PM Zur Besetzung des Bethaniens

Pressemitteilung 17.06.2010

Am Samstag den 12. Juni wurde als direkte Aktion für ein selbstverwaltetes soziales Zentrum der Nordflügel des Bethanien besetzt. Diese Aktion richtet sich auch gegen den Abbau sozialer Einrichtungen und gegen den durch Aufwertung bedingten Verdrängungsprozess von finanzschwächeren Menschen aus der Innenstadt. Da Raumnutzung von Vermögensprivilegien abhängig ist, ist es doch naheliegend, sich leerstehende Räume anzueignen und sie somit einer kapitalistischen Verwertung eines Immobilienmarktes zu entziehen.

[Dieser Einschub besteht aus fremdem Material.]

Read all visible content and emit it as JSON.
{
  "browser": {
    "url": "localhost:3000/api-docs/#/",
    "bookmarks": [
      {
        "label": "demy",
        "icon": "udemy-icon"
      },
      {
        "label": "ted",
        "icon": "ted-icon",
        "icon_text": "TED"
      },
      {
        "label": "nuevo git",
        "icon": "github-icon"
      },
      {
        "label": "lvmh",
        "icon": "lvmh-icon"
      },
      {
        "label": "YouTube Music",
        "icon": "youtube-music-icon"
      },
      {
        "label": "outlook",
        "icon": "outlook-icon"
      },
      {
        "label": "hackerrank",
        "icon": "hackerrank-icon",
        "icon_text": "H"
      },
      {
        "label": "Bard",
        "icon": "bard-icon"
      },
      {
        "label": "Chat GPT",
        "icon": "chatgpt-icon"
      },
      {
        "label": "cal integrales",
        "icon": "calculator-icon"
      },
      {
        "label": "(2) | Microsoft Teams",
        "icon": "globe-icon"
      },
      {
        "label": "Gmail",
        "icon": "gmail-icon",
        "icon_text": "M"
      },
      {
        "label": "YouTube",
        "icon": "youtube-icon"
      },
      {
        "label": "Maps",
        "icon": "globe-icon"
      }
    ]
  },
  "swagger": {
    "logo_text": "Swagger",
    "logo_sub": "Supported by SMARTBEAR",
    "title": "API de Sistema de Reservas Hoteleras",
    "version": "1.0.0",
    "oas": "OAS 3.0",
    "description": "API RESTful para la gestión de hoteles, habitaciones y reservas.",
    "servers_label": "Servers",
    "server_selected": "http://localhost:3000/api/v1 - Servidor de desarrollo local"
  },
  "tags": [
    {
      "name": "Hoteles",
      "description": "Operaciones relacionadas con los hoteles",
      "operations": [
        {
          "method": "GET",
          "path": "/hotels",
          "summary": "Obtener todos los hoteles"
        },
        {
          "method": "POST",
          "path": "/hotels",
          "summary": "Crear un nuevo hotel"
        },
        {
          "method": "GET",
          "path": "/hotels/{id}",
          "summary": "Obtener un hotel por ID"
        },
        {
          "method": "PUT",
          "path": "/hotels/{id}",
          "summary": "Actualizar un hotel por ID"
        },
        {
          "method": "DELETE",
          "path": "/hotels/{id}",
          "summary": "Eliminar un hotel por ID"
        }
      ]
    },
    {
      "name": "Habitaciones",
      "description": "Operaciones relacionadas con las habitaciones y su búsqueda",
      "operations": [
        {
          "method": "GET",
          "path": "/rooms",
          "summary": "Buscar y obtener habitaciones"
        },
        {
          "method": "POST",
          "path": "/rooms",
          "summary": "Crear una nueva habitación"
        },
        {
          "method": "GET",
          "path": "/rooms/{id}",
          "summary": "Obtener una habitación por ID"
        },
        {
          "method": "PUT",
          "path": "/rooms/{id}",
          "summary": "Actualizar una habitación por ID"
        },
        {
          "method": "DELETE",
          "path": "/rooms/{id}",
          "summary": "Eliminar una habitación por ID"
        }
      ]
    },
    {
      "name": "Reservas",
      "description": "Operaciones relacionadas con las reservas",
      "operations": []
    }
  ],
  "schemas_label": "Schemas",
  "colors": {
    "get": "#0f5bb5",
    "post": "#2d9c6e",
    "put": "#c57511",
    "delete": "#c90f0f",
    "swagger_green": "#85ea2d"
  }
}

Unser Ziel war die Öffnung des ehemaligen Künstlerhauses für hierarchiefreie soziale, politische und künstlerische Projekte in Selbstverwaltung. Durch eine offene Bürger_innenversammlung sollte eine Plattform geschaffen werden für die Entwicklung gemeinsamer Nutzungsperspektiven. Dies wurde verhindert durch das der Polizei immanente aggressive und brutale Eingreifen. Dadurch bestätigte sich wieder, dass das Recht auf Eigentum wichtiger ist als konkrete Bedürfnisse und Bedrohungen von Menschen.
Das Wissen um den Auszug des Künstlerhauses und die Sorge, dass die freiwerdenden Räume aufgrund ihrer relativ hohen Kosten kommerzialisiert werden, ließ die Wahl auf den Nordflügel fallen. Es mag vielleicht an dem Ego eines Herrn Tannert kratzen, aber es lag den Besetzer_innen nicht an einer Personifizierung der Kritik am etablierten Kunstbetrieb.
Natürlich ist es richtig den Kunstbetrieb zu kritisieren, speziell ihrem unreflektierten Umgang mit der eigenen Rolle im Gentrifizierungsprozess, jedoch war und ist Ziel der Aktion die Kritik am Immobilienmarkt als solchen und die Schaffung von kostenunabhängigen Projekträumen. Diese Aktion steht im Kontext einer permanenten Auseinandersetzung mit kapitalistisch bedingten Unterdrückungs-, Verdrängungs- und Ausschlussmechanismen. Es stellt keinen Angriff auf eine halbelitäre Künstler_innen GmbH dar.
Solange das Grundbedürfnis von Menschen nach einem Obdach und Selbstverwirklichung der Marktlogik unterworfen ist, wird es auch weiterhin zu Verdrängung, Obdachlosigkeit und Todesfällen kommen, sowie zu Protesten und Widerstand dagegen.